Inflation —the cost of living measure over a 12-months period — hit 9.1 percent last month in the US, the fastest rise since November 1981.
As the rising costs hit household purchasing power and prompt a pullback in spending, officials are warning that growth in many countries is at risk of a sharp downturn.
The US — which accounts for more than 95 percent of inflows from North America — remains the dominant source of remittances to Kenya, reflecting the large Kenyan diaspora in that country and its status as the world’s foremost economy.
The drop in cash from the US for the three consecutive months was reflected in the total flows from the diaspora community, which fell to $326.06 million from the all-time monthly peak of $363.58 million in March.
Central Bank of Kenya (CBK) data shows the drop in monthly inflows was $37.52 million, with the US accounting for 57.11 percent.
Kenyans in foreign countries historically appear to send in more cash to support families and friends during times of economic crises or slowdown, inflows which also provide a buffer for the shilling against major international currencies, particularly the US dollar.
For example, the remittances in the pandemic year of 2020 defied projections of a sharp fall by analysts, including those from the World Bank, to grow Sh44.18 billion or 15.49 percent to Sh329.41 billion compared with 2019.
The inflows have since 2015 remained the largest source of foreign cash flows into Kenya ahead of tourists, foreign direct investments (FDIs) and leading agricultural exports such as horticulture and tea.
The Kenya Diaspora Remittances Survey Report, commissioned by the CBK, showed last December that the largest share of the remittances went into supporting families in buying food and household goods.
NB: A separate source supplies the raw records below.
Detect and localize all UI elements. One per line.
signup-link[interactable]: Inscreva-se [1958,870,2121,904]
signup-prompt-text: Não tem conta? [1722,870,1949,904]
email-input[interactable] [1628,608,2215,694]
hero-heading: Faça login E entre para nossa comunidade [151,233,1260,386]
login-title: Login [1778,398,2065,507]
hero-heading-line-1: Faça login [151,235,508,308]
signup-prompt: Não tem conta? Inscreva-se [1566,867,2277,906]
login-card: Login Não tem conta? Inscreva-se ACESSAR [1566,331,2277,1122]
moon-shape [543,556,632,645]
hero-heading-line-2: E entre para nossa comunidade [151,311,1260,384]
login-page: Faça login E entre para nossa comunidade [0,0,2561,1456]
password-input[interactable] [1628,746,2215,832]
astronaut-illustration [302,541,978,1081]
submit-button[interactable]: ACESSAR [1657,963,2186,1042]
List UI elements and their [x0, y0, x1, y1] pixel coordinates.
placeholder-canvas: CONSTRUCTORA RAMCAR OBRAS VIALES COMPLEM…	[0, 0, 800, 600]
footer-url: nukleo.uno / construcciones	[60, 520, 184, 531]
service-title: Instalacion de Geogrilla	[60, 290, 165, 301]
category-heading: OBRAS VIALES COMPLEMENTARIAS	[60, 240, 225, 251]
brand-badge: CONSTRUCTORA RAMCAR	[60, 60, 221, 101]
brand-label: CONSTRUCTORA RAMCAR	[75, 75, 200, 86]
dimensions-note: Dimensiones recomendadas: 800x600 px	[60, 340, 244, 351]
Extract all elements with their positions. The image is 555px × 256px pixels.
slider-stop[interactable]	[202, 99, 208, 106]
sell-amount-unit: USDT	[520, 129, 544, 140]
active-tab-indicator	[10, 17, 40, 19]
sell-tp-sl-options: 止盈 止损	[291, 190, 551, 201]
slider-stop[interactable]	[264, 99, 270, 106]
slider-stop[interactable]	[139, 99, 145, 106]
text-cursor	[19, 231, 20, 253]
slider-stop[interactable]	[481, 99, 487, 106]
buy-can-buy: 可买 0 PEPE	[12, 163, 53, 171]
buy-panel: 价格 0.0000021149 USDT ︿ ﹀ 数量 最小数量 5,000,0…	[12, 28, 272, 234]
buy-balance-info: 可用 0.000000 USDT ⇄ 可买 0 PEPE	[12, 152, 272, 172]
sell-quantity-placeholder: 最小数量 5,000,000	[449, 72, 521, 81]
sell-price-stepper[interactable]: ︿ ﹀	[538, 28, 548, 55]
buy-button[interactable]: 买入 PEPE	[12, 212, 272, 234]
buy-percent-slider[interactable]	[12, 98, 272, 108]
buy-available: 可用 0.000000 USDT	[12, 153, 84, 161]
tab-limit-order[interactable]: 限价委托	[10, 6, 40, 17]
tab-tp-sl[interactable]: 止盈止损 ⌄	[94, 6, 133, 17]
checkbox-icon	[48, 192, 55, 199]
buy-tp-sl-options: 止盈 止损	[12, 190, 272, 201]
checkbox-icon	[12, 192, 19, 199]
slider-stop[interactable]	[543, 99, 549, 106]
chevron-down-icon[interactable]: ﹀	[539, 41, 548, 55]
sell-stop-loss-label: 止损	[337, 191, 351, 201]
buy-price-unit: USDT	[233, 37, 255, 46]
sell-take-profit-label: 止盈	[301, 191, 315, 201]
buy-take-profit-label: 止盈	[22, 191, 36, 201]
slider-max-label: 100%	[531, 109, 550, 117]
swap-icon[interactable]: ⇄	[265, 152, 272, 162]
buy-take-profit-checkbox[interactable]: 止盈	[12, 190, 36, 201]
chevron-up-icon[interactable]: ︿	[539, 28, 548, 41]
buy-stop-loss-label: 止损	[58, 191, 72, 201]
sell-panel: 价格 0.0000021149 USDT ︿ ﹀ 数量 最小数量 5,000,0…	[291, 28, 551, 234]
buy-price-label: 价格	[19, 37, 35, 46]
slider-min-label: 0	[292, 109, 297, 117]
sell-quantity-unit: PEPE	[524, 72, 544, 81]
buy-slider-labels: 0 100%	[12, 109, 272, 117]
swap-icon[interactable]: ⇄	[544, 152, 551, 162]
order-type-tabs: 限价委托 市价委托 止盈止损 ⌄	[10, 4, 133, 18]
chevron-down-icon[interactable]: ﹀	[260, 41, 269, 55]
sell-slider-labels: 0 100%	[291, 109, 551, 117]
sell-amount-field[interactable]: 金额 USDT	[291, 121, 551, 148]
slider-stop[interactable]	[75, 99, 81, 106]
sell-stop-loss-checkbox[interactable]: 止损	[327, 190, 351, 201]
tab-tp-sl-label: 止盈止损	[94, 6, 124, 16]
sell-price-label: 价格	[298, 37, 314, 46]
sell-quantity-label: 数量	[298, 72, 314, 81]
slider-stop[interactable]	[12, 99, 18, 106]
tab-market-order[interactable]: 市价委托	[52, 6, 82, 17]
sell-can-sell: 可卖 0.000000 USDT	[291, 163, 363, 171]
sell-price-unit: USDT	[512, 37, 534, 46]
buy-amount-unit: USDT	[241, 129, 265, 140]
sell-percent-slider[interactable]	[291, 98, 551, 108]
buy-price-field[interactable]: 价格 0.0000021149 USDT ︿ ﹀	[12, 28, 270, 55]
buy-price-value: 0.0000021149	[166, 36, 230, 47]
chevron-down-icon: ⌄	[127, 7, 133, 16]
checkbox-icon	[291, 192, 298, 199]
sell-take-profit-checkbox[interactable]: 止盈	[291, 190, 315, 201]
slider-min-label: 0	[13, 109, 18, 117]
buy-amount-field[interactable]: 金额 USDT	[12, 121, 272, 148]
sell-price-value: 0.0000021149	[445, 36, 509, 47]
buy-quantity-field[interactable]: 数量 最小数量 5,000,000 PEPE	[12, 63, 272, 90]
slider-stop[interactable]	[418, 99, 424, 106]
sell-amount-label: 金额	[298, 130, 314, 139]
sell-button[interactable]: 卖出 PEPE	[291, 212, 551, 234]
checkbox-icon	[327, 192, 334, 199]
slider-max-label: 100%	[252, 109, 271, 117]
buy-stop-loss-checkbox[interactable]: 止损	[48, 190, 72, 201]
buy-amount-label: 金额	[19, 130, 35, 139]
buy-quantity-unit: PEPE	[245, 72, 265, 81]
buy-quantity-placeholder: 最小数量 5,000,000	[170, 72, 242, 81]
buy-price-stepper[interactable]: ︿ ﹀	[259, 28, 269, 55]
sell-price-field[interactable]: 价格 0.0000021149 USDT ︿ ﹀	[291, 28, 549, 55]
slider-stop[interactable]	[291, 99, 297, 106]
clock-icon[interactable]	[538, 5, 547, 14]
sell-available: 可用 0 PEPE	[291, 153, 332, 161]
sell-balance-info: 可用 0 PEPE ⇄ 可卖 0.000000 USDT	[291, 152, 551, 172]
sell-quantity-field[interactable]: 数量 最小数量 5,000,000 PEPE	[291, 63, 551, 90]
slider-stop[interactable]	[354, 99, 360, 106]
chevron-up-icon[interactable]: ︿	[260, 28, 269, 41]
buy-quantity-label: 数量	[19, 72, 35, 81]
“The cash is also used in offsetting medical expenses, meeting education expenses, payment of rent and household utilities, payment for the costs associated with ceremonies, clothing needs of the recipient and to meet farming needs,” CBK analysts wrote in the report.
The survey findings showed that 20 percent of Kenyans abroad send money to their mothers followed by sisters at 15 percent, while brothers sit at 14 percent.
About 11 percent of the diaspora community send money to support religious activities, debt repayment and real estate.
CBK governor Patrick Njoroge last year stressed the need to incentivise the diaspora community to invest back home to boost creation of employment opportunities.
“There are all sorts of ways that the Kenyans out there could be supportive (to economic development), not just making investments in government securities and other assets like equities,” Dr Njoroge said.
“They can set up shops here; they can have direct investments not just portfolio investments as has happened in other countries like India.”
The Indian diaspora are famed for growing and developing the country’s IT and business process outsourcing (BPO) industry, which was valued at over $150 billion (more than Sh15 trillion) back in 2015, according to conservative data by the Ministry of Overseas Indians Affairs.
India was then estimated to be exporting IT and BPO services valued at $78 billion (more than Sh17.7 trillion) and sustaining more than 3.5 million jobs.